On Wed, May 04, 2022, Maxim Levitsky wrote:
> On Tue, 2022-05-03 at 20:30 +0000, Sean Christopherson wrote:
> > Well, I officially give up, I'm out of ideas to try and repro this on my end.  To
> > try and narrow the search, maybe try processing "all" possible gfns and see if that
> > makes the leak go away?
> > 
> > diff --git a/arch/x86/kvm/mmu.h b/arch/x86/kvm/mmu.h
> > index 7e258cc94152..a354490939ec 100644
> > --- a/arch/x86/kvm/mmu.h
> > +++ b/arch/x86/kvm/mmu.h
> > @@ -84,9 +84,7 @@ static inline gfn_t kvm_mmu_max_gfn(void)
> >          * than hardware's real MAXPHYADDR.  Using the host MAXPHYADDR
> >          * disallows such SPTEs entirely and simplifies the TDP MMU.
> >          */
> > -       int max_gpa_bits = likely(tdp_enabled) ? shadow_phys_bits : 52;
> > -
> > -       return (1ULL << (max_gpa_bits - PAGE_SHIFT)) - 1;
> > +       return (1ULL << (52 - PAGE_SHIFT)) - 1;
> >  }
> > 
> >  static inline u8 kvm_get_shadow_phys_bits(void)
> > 
> 
> Nope, still reproduces.
> 
> I'll think on how to trace this, maybe that will give me some ideas.
> Anything useful to dump from the mmu pages that are still not freed at that point?

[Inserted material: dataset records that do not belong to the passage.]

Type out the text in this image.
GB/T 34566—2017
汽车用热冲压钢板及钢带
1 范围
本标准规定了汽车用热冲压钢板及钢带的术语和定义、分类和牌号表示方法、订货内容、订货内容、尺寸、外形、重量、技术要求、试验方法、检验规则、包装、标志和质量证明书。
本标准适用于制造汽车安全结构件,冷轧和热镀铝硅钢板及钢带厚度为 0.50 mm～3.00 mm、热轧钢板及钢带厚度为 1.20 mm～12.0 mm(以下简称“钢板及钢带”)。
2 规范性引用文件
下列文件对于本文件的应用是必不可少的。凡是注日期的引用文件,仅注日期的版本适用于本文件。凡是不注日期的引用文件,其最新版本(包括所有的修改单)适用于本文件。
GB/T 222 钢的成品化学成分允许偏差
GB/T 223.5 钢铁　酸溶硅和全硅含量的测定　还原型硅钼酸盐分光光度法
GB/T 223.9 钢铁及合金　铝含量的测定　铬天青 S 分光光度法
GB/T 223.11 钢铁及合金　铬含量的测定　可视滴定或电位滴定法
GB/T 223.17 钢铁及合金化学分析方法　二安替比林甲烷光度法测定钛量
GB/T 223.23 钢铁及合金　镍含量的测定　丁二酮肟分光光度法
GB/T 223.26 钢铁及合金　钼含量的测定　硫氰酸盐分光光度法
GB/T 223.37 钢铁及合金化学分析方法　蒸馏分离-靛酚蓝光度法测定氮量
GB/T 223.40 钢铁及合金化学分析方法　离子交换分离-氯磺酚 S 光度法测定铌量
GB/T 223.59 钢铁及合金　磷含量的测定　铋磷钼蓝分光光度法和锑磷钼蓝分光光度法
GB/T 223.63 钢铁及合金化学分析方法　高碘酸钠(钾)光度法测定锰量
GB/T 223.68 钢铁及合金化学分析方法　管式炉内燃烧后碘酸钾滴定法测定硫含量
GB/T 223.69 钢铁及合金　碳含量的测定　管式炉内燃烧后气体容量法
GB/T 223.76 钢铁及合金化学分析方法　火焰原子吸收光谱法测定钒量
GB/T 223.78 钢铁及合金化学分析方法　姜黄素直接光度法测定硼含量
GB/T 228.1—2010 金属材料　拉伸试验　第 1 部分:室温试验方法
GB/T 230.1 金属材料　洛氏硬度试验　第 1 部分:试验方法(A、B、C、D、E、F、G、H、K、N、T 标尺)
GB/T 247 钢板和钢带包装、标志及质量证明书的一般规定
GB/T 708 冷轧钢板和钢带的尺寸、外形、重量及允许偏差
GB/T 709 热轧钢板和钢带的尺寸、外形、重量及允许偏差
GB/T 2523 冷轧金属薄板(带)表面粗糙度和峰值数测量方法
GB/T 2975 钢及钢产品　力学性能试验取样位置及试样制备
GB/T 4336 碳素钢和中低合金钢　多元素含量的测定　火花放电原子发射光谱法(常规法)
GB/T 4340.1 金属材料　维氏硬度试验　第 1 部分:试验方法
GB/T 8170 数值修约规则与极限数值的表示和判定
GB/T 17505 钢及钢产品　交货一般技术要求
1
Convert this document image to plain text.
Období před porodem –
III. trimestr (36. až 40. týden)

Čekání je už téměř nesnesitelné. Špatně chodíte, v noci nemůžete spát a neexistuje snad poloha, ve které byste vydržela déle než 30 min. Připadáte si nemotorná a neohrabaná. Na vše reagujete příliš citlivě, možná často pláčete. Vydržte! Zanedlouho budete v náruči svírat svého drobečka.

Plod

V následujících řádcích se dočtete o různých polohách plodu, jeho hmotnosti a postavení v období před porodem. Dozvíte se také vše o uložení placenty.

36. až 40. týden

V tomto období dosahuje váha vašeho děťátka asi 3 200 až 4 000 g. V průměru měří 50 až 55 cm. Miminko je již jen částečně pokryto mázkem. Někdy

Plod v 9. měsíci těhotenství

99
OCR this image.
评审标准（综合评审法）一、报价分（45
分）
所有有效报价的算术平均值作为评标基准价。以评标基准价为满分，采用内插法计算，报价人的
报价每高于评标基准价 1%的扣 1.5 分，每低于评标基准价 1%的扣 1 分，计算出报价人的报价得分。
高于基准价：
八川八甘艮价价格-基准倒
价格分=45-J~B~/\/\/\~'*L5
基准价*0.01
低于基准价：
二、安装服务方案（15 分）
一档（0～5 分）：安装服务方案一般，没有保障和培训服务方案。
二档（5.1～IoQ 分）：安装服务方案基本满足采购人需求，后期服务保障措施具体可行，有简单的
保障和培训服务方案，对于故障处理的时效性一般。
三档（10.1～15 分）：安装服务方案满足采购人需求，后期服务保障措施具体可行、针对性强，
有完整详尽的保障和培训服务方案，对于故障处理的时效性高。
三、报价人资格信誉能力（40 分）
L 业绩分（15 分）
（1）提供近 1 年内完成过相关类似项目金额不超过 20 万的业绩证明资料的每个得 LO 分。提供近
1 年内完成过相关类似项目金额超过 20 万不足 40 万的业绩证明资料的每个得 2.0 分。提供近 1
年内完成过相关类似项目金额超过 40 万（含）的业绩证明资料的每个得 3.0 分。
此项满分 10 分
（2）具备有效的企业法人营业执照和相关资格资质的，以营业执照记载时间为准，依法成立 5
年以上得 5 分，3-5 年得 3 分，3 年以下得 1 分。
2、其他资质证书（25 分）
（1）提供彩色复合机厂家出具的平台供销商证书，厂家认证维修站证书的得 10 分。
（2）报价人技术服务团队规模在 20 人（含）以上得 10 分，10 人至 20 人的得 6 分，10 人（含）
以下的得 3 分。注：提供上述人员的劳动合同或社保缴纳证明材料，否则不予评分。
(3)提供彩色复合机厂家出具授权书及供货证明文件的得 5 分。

Dumping the role and gfn is most likely to be useful.  Assuming you aren't seeing
this WARN too:

	WARN_ON(!list_empty(&kvm->arch.tdp_mmu_roots));

then it's not a VM refcounting problem.  The bugs thus far have been tied to the
gfn in some way, e.g. skipping back-to-back entries, the MAXPHYADDR thing.  But I
don't have any ideas for why such a simple test would generate unique behavior.

> Also do you test on AMD? I test on my 3970X.

Yep, I've tried Rome and Milan, and CLX (or maybe SKX?) and HSW on the Intel side.